When I started, I thought adding value meant becoming technical as fast as possible: objects, fields, permissions, automations, integrations, APIs. All that language that feels like a wall at first.
And yes, you have to learn it.
But in real projects I understood something that changed how I saw myself: Salesforce does not live only in technology. It lives in companies, teams, sales, service, operations, meetings, exceptions and decisions that almost never fit cleanly into a diagram.
Before Salesforce, I spent more than 20 years in sales, dealing with customers, teams and stakeholders. That did not automatically make me a senior Salesforce consultant. But it did give me something important: business context.
I knew how to listen to a need that was not yet clearly expressed. I knew when a solution sounded nice but would break in real operations.

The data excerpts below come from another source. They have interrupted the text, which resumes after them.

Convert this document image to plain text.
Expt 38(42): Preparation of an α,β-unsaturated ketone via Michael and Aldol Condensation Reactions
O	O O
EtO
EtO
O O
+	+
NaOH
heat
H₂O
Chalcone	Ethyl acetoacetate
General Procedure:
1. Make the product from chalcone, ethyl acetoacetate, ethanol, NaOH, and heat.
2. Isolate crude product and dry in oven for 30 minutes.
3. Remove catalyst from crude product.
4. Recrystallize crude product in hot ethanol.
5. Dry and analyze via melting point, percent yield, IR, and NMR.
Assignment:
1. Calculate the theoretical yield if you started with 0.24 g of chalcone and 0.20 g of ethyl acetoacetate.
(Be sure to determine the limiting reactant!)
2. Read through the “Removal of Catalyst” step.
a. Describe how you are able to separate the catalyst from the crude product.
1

I knew people use Excel even when a CRM exists. I knew a badly understood process creates more work, not less.
That context matters.
A good consultant does not just configure. They ask, organize, translate, prioritize and help the tool fit the reality of the company.
Field Service fit me especially well because it brings Salesforce down to the ground: technicians, appointments, work orders, mobility, planning, urgent cases, end customers and real operations. There, technology cannot live in an ivory tower. It has to work.
Salesforce can be learned. Business judgment is trained through years of reality.
The key is knowing how to connect both.
I did not come from IT. I came from listening to customers, understanding companies and surviving real processes. That counts too.